= John Du Cameron =

John Du Cameron (Iain Dubh Camshròn) (executed 23 November 1753) was a Scottish Sergeant in the French Royal Army who came back to Scotland to fight for Prince Charles Edward Stuart during the Jacobite rising of 1745. When the rebellion failed he took to the hills with a band of renegades and fought on until he was captured and hanged in 1753. He is better known by the name of Sergent Mòr (Mòr the Scottish Gaelic for "largeness of size" or "greatness of character").

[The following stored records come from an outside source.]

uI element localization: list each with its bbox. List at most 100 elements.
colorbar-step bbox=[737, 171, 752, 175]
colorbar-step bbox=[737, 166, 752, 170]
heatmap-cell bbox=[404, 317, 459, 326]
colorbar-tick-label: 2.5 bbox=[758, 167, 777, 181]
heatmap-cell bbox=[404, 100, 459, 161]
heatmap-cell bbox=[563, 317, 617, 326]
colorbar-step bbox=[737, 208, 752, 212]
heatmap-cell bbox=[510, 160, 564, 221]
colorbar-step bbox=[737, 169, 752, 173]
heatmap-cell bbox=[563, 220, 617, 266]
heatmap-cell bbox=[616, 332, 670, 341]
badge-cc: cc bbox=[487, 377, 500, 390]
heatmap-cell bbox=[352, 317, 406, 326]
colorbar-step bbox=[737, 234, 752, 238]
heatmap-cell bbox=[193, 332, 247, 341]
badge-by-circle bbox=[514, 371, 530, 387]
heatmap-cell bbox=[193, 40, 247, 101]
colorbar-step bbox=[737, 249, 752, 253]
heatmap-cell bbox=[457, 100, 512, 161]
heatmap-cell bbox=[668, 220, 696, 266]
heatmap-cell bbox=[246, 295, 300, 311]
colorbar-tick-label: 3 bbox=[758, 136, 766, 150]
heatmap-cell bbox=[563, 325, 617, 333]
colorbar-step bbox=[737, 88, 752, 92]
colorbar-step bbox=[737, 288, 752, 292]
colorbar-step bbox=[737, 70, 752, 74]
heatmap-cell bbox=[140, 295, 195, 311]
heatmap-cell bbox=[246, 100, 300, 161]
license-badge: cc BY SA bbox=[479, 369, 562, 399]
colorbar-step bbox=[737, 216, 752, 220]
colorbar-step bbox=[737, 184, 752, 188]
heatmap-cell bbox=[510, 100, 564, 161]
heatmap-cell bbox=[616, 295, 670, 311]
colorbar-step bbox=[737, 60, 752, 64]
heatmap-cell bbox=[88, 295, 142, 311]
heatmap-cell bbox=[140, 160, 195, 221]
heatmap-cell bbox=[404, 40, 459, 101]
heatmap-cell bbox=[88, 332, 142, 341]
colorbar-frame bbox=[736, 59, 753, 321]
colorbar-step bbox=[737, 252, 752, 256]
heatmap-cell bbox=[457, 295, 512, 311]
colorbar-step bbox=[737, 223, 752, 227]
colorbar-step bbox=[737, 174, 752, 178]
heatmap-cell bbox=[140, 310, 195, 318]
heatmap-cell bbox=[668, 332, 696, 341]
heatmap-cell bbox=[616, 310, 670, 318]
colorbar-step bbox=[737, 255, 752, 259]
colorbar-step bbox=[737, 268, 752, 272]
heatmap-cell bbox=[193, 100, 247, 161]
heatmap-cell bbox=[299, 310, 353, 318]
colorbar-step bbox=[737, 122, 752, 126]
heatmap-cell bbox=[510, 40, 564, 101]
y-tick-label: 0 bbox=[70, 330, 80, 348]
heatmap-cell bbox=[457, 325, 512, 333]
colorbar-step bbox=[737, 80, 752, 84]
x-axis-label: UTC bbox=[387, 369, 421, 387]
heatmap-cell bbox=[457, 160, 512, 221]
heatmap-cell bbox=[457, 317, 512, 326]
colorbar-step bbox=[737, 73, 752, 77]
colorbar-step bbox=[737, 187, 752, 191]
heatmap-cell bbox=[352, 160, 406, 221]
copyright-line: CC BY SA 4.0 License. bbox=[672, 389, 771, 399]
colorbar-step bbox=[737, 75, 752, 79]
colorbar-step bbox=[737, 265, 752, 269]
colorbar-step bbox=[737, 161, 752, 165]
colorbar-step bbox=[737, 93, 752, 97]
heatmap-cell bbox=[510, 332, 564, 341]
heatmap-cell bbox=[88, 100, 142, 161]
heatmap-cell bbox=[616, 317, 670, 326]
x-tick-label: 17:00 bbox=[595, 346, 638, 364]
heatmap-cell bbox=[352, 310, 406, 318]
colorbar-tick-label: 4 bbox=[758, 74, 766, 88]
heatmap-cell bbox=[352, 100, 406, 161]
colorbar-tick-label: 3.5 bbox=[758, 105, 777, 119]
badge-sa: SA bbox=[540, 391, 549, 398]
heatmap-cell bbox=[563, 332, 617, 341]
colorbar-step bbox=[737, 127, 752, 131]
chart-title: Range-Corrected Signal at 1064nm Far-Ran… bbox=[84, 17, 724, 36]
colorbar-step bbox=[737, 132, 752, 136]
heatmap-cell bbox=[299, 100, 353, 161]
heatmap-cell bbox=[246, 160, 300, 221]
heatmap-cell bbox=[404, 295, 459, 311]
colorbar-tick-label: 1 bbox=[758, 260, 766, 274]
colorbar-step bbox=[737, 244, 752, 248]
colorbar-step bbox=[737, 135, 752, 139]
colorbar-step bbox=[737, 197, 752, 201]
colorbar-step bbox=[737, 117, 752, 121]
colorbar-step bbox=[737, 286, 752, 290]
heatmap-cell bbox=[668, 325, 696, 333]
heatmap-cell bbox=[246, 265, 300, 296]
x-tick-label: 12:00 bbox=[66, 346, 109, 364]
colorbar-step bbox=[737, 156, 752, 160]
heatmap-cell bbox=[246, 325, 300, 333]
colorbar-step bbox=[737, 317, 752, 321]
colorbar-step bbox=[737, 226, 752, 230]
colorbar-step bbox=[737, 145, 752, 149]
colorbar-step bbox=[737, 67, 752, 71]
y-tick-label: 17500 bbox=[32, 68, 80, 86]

He was viewed as a brigand, however, by those who opposed him and his victims in the counties in which he operated (Perth, Inverness and Argyle), but a folk hero to those who sympathised with the aims of the rebellion (as shown by the mention of Sergeant Mòr in The Bonnie Banks o' Loch Lomond, a poem by Andrew Lang).

==Capture==

Cameron, having no fixed abode and facing the consequences of having served in the French army, and also of having supported the Jacobite rising, formed a party of freebooters, and took up his residence in the mountains between the counties of Perth, Inverness and Argyll. He carried on a system of spoliation by carrying off cattle that belonged to people he called his enemies, and also blackmailing people. He had for a long time slept in a barn on the farm of Dunan in Rannoch, but he was betrayed and one night while he was asleep in the barn, in the year 1753, he was apprehended by a party of men led by Hector Munro, 8th laird of Novar. Cameron was a powerful man and shook off all of the soldiers who had hold of him, and attempted to escape. However, he was overpowered by the remainder of the party, who had stayed outside. Cameron was carried to Perth where he was tried for murder as well as for various acts of theft and cattle stealing. He was found guilty and executed at Perth in 1753. It was generally believed locally that Cameron had been betrayed by the man whose barn he had been sleeping in.